唐(中国)の大天狗・善界坊が日本の仏法を攻略しようと企てるが、僧正が日本の諸神を招き皆で神風を起こす。 さすがの大天狗も力尽き退散する。
 
 【あらすじ 大原御幸
 長門(山口県)の早鞆の沖で平家が没落した折、建礼門院は幼帝(安徳天皇)と共に入水するが心ならずも源氏の武士に救われる。 今は出家して大原の寂光院に住み、ひたすら幼帝の跡を弔っている。訪れる人も無く涙の毎日である。

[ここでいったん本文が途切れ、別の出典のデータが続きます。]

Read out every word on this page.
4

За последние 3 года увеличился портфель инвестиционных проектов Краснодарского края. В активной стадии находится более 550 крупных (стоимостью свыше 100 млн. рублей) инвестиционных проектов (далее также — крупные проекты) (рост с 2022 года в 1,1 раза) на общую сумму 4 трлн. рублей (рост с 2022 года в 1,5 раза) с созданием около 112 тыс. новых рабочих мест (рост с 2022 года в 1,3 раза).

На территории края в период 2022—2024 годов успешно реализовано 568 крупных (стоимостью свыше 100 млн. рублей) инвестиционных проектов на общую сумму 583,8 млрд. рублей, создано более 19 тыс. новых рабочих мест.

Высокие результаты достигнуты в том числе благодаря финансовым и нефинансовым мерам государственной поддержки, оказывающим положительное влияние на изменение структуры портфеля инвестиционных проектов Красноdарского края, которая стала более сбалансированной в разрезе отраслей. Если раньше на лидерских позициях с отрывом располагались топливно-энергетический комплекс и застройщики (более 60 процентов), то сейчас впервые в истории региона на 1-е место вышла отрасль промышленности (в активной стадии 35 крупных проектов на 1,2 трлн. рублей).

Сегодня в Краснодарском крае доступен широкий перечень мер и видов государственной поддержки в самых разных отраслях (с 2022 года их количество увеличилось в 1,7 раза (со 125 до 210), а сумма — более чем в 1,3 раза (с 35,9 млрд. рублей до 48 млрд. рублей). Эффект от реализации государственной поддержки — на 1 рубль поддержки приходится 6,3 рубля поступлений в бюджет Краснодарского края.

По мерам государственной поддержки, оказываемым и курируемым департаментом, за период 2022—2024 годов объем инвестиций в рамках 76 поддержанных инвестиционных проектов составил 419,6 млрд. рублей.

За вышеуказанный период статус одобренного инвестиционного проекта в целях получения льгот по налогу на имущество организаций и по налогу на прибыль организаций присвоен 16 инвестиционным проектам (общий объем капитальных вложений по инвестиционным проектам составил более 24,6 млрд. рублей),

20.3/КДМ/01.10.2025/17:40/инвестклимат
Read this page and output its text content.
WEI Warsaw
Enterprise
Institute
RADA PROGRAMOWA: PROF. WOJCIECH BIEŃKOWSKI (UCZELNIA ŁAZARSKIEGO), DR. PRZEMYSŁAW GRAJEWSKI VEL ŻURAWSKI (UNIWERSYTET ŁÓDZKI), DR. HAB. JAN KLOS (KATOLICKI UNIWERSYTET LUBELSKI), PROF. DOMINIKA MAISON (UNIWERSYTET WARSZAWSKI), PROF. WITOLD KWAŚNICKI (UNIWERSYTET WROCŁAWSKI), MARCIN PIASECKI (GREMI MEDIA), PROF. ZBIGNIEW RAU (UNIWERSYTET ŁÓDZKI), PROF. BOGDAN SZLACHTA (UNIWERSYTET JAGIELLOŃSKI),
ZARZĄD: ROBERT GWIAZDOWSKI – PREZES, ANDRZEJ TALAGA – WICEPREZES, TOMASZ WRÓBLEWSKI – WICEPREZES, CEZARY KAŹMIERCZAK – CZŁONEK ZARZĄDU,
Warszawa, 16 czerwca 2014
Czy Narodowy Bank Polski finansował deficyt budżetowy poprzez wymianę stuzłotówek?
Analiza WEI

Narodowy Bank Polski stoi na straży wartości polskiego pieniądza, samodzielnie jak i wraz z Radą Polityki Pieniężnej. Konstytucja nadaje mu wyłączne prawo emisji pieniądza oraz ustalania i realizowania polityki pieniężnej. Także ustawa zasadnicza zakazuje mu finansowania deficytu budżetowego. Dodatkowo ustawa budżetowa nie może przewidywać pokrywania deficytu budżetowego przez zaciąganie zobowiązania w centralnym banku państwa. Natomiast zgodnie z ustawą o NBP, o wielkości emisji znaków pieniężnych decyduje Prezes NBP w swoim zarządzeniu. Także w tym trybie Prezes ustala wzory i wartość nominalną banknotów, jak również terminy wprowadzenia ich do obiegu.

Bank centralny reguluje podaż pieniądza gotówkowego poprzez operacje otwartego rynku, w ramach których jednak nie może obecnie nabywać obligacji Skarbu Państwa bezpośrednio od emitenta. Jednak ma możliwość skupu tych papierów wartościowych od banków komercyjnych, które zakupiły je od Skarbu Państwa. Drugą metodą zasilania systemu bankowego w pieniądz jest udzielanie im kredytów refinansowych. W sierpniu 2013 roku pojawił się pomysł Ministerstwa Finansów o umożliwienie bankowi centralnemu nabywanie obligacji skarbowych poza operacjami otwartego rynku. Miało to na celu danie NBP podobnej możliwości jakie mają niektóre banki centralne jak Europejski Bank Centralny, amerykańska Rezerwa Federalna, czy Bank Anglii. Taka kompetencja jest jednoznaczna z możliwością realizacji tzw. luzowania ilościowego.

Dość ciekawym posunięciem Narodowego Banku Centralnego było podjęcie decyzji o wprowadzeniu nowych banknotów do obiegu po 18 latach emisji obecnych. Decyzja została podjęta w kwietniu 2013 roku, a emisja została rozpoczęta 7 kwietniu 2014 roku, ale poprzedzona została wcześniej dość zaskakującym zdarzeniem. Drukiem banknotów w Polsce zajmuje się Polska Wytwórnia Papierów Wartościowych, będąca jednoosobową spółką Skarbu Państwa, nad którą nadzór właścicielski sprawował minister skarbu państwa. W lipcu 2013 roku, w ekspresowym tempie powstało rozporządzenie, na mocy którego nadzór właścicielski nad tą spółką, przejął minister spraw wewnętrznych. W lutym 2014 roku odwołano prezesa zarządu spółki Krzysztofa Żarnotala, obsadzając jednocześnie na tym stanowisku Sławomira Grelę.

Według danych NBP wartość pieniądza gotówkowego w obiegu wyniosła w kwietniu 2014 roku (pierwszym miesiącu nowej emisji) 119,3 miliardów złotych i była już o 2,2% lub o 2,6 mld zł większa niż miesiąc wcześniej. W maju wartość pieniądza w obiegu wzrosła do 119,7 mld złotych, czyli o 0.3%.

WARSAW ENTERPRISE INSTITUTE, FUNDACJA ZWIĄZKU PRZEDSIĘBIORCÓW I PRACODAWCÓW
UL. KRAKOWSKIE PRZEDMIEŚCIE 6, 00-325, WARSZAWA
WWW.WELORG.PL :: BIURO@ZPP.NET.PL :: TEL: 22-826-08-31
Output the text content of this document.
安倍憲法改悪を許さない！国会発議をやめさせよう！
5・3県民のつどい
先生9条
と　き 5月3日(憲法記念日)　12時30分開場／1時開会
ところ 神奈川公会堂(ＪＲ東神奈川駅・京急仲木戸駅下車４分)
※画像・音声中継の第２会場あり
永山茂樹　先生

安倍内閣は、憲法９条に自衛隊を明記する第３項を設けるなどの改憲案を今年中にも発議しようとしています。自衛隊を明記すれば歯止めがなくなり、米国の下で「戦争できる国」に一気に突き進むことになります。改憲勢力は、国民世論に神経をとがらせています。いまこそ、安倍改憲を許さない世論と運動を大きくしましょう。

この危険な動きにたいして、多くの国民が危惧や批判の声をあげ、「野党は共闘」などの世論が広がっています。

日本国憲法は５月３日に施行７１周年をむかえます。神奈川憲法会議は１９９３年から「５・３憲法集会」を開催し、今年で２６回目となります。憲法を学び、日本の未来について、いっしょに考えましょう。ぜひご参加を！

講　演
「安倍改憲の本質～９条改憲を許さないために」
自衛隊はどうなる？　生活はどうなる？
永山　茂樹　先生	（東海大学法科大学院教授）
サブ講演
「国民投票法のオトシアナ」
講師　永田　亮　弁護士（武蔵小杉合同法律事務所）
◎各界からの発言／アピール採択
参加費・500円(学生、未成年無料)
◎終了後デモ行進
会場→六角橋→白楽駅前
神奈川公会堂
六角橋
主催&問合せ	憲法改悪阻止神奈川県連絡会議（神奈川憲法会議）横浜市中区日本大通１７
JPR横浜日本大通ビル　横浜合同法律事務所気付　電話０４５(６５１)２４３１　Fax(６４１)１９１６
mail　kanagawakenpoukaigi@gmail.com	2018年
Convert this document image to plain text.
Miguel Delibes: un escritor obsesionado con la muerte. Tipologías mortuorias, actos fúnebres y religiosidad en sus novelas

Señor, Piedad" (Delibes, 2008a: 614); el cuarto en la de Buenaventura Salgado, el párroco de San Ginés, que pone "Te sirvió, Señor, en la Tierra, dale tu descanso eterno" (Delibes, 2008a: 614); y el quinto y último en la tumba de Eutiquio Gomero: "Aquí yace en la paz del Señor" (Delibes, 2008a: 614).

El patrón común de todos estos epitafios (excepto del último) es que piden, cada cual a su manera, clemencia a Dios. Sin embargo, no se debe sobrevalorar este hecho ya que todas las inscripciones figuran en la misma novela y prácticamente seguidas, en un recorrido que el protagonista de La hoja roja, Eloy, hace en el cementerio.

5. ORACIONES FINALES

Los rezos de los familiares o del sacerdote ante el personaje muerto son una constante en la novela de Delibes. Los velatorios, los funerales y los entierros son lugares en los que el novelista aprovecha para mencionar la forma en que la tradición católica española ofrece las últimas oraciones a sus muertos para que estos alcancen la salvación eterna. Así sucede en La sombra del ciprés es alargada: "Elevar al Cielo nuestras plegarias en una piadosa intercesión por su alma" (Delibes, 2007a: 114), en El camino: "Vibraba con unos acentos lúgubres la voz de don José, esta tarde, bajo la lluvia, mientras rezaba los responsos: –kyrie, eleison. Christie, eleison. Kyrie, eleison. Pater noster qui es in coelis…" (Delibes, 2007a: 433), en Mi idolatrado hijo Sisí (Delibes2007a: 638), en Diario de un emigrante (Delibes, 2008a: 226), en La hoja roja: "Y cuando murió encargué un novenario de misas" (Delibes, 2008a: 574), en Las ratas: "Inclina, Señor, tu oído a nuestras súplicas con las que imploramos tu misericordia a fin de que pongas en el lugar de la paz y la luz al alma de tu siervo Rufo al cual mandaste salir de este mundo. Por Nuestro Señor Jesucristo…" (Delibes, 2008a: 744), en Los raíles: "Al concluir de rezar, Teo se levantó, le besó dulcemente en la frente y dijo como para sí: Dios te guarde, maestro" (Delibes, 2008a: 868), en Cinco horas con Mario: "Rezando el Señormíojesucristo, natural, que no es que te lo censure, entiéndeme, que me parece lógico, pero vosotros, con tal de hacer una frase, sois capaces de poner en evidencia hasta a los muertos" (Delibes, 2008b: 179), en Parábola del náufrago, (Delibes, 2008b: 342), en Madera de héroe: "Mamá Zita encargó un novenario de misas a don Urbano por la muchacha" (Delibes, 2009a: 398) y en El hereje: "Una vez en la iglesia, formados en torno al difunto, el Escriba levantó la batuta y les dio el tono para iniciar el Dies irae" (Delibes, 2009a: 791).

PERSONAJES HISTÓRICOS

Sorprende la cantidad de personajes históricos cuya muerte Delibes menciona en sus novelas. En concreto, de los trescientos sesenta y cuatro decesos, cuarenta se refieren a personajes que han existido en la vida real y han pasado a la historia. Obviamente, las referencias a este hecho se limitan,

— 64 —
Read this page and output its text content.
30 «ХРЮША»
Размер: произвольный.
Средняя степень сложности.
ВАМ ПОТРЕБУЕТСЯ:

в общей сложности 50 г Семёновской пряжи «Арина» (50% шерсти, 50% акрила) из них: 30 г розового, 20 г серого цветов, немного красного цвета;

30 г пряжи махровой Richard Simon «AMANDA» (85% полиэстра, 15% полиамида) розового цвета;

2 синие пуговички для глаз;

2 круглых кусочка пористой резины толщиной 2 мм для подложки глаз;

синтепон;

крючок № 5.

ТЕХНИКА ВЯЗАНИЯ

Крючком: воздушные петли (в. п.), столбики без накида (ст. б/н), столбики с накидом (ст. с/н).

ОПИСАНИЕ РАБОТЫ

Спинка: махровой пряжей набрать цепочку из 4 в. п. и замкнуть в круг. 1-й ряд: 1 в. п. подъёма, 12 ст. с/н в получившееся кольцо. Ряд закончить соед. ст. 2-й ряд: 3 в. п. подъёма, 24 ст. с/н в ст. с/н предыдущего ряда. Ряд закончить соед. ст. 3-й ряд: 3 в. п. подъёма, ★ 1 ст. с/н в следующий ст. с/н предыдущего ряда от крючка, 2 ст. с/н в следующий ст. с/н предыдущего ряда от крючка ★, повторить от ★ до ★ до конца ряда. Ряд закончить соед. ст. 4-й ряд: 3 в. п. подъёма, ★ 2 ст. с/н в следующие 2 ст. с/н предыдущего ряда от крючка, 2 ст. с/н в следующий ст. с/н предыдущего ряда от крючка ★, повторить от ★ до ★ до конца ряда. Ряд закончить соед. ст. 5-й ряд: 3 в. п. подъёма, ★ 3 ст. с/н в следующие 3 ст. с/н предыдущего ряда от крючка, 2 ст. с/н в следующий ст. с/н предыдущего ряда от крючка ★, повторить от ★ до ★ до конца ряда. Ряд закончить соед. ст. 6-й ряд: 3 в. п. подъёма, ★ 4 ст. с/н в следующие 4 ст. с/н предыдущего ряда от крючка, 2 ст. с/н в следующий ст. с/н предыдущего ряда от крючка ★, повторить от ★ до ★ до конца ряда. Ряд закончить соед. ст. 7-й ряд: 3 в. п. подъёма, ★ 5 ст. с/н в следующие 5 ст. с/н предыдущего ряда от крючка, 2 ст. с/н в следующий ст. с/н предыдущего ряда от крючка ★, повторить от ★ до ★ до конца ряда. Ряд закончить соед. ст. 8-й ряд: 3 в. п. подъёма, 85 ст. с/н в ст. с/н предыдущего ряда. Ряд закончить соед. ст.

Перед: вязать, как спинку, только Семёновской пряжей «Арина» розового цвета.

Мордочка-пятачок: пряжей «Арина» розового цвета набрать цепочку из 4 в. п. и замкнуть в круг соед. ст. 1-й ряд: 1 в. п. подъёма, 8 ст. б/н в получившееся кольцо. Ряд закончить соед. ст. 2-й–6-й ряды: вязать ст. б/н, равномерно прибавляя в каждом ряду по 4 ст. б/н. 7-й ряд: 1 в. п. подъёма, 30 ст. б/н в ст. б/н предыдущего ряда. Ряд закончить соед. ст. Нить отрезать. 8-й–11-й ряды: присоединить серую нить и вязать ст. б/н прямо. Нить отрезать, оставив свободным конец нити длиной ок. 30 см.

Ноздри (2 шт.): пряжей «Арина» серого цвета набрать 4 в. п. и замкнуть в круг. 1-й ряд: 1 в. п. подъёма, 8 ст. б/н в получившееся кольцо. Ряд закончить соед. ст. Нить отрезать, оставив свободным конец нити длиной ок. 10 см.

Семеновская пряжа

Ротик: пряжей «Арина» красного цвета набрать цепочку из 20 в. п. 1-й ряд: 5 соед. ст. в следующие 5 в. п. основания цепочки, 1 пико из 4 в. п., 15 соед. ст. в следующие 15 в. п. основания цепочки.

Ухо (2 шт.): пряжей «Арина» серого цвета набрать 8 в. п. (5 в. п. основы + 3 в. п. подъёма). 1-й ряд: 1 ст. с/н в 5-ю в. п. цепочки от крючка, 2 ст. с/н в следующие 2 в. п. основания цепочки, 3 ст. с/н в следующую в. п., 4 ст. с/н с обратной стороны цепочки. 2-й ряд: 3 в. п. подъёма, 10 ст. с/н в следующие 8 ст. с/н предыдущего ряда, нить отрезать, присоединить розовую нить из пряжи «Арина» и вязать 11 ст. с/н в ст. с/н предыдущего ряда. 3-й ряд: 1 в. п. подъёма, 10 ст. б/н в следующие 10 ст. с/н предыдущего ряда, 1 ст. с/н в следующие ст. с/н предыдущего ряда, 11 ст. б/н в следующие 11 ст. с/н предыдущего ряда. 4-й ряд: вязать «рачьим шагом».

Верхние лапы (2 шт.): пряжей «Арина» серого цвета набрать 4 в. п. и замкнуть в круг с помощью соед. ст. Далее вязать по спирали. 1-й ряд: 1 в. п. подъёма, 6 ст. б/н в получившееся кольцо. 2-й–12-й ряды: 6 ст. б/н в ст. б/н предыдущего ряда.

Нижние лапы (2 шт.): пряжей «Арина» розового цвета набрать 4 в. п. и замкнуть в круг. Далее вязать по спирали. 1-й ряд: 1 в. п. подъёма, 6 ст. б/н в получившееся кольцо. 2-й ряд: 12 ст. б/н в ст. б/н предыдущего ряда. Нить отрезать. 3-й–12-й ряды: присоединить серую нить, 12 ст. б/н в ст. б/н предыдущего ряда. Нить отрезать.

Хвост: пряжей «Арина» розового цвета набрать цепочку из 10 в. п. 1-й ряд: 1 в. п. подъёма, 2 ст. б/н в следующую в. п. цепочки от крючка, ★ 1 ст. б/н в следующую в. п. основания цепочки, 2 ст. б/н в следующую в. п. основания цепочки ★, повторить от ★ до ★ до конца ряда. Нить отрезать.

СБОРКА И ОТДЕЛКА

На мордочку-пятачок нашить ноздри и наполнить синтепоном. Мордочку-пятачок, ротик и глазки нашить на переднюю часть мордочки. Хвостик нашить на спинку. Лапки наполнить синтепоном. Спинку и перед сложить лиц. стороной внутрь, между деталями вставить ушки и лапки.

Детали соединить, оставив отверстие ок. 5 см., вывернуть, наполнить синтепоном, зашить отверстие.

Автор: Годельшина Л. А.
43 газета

 寂光院の池の汀の桜の花は池水に散りしいて錦のように美しく見え、雲間のカッコウは声高く鳴いている。
 そんな初夏のある日、後白河法皇が寂光院を訪ねる。女院は裏山へ仏に供える花を取りに行き留守である。 法皇は景色をながめながら暫く待つている。
 女院が戻ると、思いもかけぬ法皇のご訪問に驚くが、身ずくろいをして対面する。 そして法皇のお尋ねに従って目前に見た「六道」の有様の体験 −・天上界のような平和な生活 ・西海の船上では飲水が無い餓鬼道  ・荒波にもまれる船中の叫喚は地獄道 ・戦いの修羅道 ・馬蹄の響きは畜生道 
・それらを見、聞くこの身は人道の苦患−と、平家一門の最後、幼帝ご入水の有様を涙ながらに詳しく報告する。
  名残はつきないが、やがて法皇は帰る事になり、女院は寂しく見送るのである。

 【あらすじ 善界
 唐土の天狗の首領・善界坊は、本国で仲間をことごとく邪道に引き入れたので、この上は日本の仏法をも妨げようと山伏姿ではるばる渡って来た。 善界坊は、愛宕山の太郎坊を訪ね協力を求める。話にのった太郎坊は、日本の天台山である比叡山を脅かそうという。
 異様な山伏姿の二人は、仏法の力を恐れながらも嵐にまぎれ如意岳の方へと飛び去った。
 勅命によって宮中へ向かう僧正達一行は山を降り下り松のあたりに来ると、大地が振動し稲妻がして雷鳴が轟き凄じい天候となった。 そして、その雲の中から大天狗善界坊が現れ、しきりに邪法を唱える。
 しかし僧正が心を澄して降魔の法を称え諸神(不動明王・童子・諸天・山王権現・松尾・北野・賀茂)が出現する。 そして日本の神々が神風を起こして善界坊を吹き払う。さすがの大天狗も力尽き日本攻略の悪夢をあきらめ、急いで逃げ帰った。